Después de comer llega el mejor momento del día. Armada con un nuevo libro de Annie Ernaux – el último disponible en la biblioteca que me quedaba por leer – me siento en el balcón. Da el sol y todo está en silencio. Annie Ernaux tiene un ritmo propio, un lenguaje que siempre consigue hipnotizarme desde la primera página.
De repente, al empezar la tercera página, el silencio se rompe. Un hombre está hablando por teléfono en plena calle, lo suficientemente alto para hacerme bajar el libro. No sé quién es su interlocutor, pero está dando un discurso sobre el coronavirus con todo el rigor científico. Habla de incidencias, de comorbilidades y de demografía. De definiciones sensibles de caso y los posibles sesgos existentes en los datos de letalidad contemplados. Lo compara con la gripe y habla de la efectividad vacunal. En su tercer paseo, está proponiendo medidas alternativas y valorando su impacto económico.

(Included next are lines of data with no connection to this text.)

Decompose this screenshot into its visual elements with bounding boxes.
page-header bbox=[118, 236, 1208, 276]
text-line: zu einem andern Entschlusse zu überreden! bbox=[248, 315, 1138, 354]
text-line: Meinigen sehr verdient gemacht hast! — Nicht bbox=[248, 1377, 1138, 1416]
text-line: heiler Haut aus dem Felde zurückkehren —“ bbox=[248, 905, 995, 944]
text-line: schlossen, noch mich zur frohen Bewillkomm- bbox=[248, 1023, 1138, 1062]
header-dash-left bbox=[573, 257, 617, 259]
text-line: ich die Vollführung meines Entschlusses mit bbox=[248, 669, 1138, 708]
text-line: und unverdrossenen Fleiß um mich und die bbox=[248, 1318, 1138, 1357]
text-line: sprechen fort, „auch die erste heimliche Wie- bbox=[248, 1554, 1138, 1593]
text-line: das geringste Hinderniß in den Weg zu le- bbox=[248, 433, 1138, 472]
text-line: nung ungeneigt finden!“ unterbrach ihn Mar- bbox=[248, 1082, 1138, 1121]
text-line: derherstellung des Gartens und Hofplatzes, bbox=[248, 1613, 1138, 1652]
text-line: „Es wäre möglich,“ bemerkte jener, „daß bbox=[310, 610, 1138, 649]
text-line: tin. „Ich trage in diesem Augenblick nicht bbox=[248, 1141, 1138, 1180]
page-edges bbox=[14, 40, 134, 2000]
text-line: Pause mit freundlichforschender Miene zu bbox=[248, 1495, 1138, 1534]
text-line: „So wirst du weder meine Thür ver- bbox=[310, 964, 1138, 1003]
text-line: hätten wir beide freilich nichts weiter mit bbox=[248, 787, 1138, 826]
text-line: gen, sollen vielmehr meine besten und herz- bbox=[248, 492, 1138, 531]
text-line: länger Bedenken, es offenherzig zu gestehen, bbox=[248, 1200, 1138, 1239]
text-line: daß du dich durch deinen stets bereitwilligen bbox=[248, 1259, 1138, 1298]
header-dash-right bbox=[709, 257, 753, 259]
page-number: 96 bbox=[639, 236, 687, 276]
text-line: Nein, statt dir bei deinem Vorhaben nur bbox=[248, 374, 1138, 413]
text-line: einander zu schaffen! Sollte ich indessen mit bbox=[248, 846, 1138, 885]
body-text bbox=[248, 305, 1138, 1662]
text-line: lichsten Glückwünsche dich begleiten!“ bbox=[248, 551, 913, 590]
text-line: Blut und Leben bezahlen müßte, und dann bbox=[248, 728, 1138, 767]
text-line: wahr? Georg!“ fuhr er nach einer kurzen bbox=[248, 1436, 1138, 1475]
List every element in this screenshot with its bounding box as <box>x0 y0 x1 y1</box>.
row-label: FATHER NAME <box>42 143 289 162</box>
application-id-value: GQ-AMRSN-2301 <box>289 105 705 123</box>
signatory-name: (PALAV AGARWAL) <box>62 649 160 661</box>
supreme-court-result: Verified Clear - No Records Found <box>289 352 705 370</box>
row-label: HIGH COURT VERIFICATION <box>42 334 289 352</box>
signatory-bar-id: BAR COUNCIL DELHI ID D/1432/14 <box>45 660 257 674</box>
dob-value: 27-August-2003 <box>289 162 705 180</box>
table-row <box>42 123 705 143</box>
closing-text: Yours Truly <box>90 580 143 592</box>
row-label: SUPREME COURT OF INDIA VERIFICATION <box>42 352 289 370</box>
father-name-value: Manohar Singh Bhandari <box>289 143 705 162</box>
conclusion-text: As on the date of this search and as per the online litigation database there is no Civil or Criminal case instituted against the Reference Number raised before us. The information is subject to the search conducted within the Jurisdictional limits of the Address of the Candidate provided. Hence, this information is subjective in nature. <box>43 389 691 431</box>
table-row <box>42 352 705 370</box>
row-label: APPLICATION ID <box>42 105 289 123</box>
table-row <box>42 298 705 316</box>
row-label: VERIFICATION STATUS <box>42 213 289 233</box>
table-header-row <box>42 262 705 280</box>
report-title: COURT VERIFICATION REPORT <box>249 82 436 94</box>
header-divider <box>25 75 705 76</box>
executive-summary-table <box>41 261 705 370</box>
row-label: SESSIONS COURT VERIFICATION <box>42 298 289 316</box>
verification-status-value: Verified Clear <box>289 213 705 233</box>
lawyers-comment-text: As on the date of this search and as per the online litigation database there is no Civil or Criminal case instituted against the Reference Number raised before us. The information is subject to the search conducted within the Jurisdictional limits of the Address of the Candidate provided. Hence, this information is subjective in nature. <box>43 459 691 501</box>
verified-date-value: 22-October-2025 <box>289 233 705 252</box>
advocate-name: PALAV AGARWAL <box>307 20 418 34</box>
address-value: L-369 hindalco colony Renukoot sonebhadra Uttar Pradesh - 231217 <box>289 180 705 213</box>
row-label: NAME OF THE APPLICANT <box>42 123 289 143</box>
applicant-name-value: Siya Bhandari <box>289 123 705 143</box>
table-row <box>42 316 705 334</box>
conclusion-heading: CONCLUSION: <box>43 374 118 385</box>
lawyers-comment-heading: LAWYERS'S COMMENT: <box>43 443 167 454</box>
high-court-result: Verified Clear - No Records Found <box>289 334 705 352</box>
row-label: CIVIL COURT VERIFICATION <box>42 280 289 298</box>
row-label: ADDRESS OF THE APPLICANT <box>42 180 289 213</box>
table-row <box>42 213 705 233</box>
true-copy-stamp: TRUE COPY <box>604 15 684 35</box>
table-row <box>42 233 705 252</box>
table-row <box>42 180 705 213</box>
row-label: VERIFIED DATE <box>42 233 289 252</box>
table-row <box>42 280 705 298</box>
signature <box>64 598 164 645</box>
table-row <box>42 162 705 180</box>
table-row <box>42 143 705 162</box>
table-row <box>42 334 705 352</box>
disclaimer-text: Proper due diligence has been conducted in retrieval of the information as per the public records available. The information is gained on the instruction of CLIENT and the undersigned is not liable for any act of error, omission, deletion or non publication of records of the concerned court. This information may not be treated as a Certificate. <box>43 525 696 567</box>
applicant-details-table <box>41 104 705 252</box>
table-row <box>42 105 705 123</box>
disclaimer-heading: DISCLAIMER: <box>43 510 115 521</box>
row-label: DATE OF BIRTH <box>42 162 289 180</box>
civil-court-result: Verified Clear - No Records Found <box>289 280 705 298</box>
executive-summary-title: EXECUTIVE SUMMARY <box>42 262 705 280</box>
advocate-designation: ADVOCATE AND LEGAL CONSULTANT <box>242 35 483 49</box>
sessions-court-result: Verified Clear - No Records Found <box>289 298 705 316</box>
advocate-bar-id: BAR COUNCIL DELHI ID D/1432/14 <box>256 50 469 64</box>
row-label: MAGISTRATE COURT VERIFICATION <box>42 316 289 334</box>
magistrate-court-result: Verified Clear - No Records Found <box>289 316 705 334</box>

Estoy impresionada. En medio de la desinformación reinante, es un soplo de aire fresco. No puedo resistir la curiosidad, así que me asomo por la barandilla, para ver quién es ese profeta que habla de ciencia a grito pelado en medio del confinamiento.
Tardo varios segundos en identificar al sujeto en cuestión, porque no se corresponde con la imagen romántica que me he formado. Es un chico joven, vestido con una cazadora vieja y un vaquero raído. Tiene un corte de pelo imposible, rapado y con tupé. Por último, lleva una litrona en la mano, de la que, en ese momento, da un trago, limpiándose la boca con la manga. Le lanzo un último vistazo antes de que desaparezca al final de la calle. Apenas he tenido tiempo de conocerlo, pero voy a echarlo de menos.